Par Marwane Ben Yahmed

Directeur de publication de Jeune Afrique.

Vue du port d’Alger, où 701 kilogrammes de cocaïne ont été saisis en mai dernier. © USARAF/CC/Flickr

La réponse du berger à la bergère pour contrecarrer la volonté du royaume chérifien de réintégrer l’Union africaine (UA), si possible en éjectant la République arabe sahraouie démocratique (RASD), dont Alger est le fidèle allié. De fait, l’organisation, du 3 au 5 décembre, par le gouvernement et le patronat algérien du premier Forum africain d’investissements et d’affaires au flambant neuf Centre international des conférences Abdelatif-Rahal, dans la capitale, interroge.

Nul besoin cependant de chercher les motivations de cette réorientation économique dans le trop long et vain bras de fer entre Alger et Rabat. Elles sont bien plus logiques et pragmatiques : l’Algérie, qui doit impérativement diversifier son économie, cherche de nouveaux marchés et de nouveaux partenaires. Et l’Afrique subsaharienne, en la matière, est une évidence, comme elle l’est pour la Tunisie voisine, qui vient tout juste de mettre en œuvre le même choix de « diplomatie économique ».
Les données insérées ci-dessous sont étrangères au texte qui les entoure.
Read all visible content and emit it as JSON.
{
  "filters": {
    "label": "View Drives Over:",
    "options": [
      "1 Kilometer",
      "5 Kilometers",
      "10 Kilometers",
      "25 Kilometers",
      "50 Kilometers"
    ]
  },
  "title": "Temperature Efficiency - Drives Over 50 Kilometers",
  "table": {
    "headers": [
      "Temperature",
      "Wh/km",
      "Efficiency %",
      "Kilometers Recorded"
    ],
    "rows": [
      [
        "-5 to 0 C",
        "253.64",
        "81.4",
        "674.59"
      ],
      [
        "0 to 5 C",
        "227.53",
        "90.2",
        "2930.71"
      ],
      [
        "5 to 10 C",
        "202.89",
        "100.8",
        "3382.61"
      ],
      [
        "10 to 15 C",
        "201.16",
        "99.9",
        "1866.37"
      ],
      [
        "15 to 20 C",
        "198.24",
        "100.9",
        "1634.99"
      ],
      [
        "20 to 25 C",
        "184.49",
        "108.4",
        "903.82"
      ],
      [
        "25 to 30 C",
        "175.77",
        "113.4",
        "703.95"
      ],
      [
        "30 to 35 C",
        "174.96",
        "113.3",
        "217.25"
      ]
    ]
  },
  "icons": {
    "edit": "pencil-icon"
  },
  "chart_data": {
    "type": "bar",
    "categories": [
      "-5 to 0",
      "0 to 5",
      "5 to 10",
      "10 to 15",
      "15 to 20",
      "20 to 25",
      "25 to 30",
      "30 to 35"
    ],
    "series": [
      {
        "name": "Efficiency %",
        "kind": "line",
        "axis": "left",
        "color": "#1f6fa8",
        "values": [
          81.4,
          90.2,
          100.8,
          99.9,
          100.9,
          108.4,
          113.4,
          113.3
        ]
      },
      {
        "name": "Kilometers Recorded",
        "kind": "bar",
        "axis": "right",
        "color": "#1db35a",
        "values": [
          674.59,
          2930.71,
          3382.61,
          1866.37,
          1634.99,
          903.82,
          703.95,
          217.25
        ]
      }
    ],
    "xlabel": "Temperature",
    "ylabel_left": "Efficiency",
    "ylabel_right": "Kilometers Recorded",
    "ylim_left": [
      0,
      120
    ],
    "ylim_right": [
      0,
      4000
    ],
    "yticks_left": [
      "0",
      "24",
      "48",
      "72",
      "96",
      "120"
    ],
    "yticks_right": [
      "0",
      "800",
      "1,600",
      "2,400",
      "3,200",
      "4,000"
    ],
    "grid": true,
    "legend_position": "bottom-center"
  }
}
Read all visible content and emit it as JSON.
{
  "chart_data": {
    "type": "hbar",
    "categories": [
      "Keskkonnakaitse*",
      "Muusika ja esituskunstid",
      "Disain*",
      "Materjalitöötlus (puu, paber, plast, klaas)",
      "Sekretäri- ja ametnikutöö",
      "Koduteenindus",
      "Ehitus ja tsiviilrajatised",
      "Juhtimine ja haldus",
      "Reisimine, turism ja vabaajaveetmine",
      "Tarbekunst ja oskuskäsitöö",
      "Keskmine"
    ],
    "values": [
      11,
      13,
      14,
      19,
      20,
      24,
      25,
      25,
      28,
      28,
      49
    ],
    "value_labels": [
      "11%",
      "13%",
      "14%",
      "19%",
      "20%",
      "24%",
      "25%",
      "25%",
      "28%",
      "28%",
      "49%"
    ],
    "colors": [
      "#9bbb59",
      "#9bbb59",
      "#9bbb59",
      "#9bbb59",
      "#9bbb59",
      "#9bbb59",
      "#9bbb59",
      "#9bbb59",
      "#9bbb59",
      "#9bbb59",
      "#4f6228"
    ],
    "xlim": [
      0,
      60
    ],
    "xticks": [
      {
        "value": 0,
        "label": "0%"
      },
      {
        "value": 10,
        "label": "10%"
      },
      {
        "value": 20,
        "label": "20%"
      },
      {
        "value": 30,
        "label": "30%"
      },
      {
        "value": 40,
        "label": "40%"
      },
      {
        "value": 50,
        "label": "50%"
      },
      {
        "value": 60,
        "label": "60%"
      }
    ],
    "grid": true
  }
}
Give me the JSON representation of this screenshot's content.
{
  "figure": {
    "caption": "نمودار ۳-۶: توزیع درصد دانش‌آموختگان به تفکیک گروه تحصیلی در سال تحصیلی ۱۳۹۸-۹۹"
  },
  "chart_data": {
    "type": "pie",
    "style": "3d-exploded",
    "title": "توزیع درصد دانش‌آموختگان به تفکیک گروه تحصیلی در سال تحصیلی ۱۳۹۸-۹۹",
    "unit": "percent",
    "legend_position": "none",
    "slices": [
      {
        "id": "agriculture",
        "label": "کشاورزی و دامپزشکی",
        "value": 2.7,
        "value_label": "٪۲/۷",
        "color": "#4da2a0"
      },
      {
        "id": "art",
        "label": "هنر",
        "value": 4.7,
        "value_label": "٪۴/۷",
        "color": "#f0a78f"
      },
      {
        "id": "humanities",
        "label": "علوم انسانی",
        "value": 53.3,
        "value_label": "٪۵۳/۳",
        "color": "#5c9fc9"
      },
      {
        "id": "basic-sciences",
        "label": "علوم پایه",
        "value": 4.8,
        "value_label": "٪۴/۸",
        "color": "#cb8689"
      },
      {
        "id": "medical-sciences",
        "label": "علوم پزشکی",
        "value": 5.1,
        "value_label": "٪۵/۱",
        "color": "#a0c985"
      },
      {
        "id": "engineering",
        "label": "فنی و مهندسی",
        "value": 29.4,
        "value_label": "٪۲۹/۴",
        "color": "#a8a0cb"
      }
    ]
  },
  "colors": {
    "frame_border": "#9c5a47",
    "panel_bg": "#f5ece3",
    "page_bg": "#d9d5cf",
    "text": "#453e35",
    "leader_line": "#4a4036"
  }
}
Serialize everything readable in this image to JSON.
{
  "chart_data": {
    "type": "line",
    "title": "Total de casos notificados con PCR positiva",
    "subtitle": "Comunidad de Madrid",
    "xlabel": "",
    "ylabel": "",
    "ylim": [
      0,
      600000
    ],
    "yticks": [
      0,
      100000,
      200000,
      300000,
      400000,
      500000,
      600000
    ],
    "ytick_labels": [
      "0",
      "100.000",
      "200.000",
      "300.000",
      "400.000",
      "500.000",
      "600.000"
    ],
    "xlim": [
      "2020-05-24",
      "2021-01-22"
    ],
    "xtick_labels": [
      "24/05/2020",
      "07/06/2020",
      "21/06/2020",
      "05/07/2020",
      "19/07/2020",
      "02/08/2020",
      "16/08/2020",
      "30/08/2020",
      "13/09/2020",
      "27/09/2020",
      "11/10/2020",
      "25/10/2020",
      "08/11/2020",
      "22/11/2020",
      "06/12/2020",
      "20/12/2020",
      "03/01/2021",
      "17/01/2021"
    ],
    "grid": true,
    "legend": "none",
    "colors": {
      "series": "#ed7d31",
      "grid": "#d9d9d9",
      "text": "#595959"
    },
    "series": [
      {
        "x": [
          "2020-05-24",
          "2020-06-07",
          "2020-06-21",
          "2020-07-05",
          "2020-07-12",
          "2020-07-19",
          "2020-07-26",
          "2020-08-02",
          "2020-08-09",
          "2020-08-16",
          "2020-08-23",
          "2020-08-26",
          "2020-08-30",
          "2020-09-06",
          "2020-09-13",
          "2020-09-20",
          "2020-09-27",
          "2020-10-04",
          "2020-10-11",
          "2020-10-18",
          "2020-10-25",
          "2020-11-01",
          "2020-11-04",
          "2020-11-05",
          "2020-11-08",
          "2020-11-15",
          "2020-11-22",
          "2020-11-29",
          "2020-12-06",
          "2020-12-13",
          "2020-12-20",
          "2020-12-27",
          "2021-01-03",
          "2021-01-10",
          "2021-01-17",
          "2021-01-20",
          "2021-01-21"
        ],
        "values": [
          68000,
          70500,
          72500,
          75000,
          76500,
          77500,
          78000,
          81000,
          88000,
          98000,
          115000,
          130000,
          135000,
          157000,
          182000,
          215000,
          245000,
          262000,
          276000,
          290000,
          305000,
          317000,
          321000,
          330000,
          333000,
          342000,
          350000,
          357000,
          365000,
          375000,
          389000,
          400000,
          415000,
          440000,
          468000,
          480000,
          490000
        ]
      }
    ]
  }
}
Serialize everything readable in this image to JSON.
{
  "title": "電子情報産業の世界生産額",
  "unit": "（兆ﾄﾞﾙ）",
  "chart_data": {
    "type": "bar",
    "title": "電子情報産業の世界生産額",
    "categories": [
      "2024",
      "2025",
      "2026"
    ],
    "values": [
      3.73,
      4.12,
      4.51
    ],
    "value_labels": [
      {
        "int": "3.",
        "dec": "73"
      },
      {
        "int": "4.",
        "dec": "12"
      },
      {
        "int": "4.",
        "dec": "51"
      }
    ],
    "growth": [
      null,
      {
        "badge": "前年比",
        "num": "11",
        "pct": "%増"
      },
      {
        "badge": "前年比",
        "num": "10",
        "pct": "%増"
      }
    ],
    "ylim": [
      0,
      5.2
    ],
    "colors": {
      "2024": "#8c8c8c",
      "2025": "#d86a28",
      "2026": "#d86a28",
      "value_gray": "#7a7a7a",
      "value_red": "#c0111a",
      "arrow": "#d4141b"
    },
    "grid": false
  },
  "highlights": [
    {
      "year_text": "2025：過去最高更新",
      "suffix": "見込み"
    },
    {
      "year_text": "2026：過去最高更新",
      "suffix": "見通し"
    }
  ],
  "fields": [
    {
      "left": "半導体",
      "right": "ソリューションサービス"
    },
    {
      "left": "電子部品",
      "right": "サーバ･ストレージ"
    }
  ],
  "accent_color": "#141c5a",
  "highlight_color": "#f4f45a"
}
Entre l’Algérie et l’Afrique les liens demeurent étroits

À vrai dire, le plus étonnant réside plutôt dans le fait qu’« El Djazaïr » ne s’y soit pas mis plus tôt. Tout, ou presque, y concourait : l’Histoire, la géopolitique, la raison, l’appétence de nombreux dirigeants algériens pour le sud du Sahara, au premier rang desquels le chef de l’État, Abdelaziz Bouteflika – dont le nom de guerre durant la lutte pour l’indépendance était « Abdelkader el-Mali » –, ou son actuel directeur de cabinet et ancien Premier ministre, Ahmed Ouyahia, ancien patron du département Afrique du ministère des Affaires étrangères, puis « Monsieur Afrique » au sein du gouvernement, au début des années 1990.

Entre l’Algérie et l’Afrique, même si cela étonne peut-être aujourd’hui les plus jeunes, les liens sont étroits, anciens et indéfectibles. La guerre de libération (1954-1962), qui lança tant de vocations indépendantistes sur le continent, l’implication majeure d’Alger dans la résolution de conflits et le maintien de la paix, sans oublier l’épopée tiers-mondiste des années 1960 et 1970 ni la pléthore de futurs cadres subsahariens qui passèrent sur les bancs des facultés et des écoles algériennes, en sont les illustrations les plus connues.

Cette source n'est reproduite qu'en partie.